What am I missing? How can I fix this error? Thank you for your help.

looks like the quantized torchscript is not playing well with the autograd, try running without gradient

with torch.no_grad():
_ = trace_model(torch.rand(1,3,300,300))

otherwise not sure, if you can give a minimal repro that would help.

@HDCharles

Thanks for the help.
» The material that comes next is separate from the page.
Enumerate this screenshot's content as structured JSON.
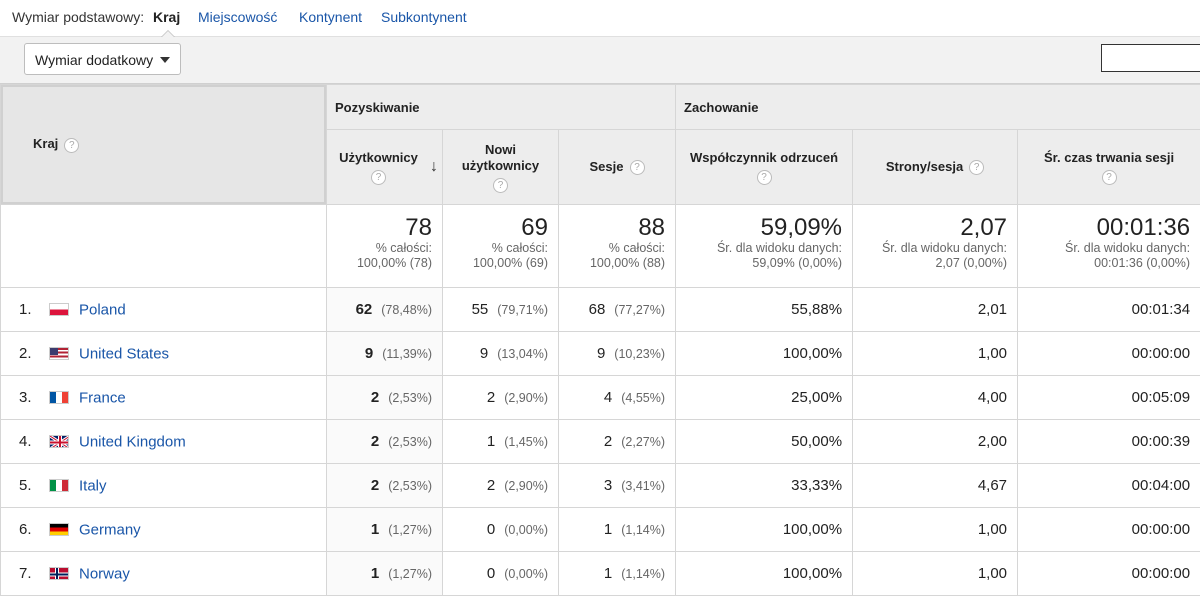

It works now!

The reason I create such test script is to duplicate the same “QuantizedCPU” backend error I encountered when I saved the trace_model into a file, says, “trace_model.pt” and then tried to load it by using

rknn.load_pytorch(model="trace_model.pt", input_size_list=input_size_list)

where rknn is a toolkit for RockChip NPU.

Now my question is: is there a way to save the trace_model with torch.no_grad() ? such that when rknn.load_pytorch would not encounter “QuantizedCPU” backend error?

or has to modify rknn.load_pytorch module to add

with torch.no_grad():

in it before parsing the model script?

Thank you again for your help.

you can try just shoving that into the forward loop of the model, not sure if that would work.

note: dont do something like:

if train_flag:
code
else:
with torch.no_grad
code

because the if statement will break the tracing.

alternatively you can try:

with torch.no_grad()
rknn.load_pytorch(…)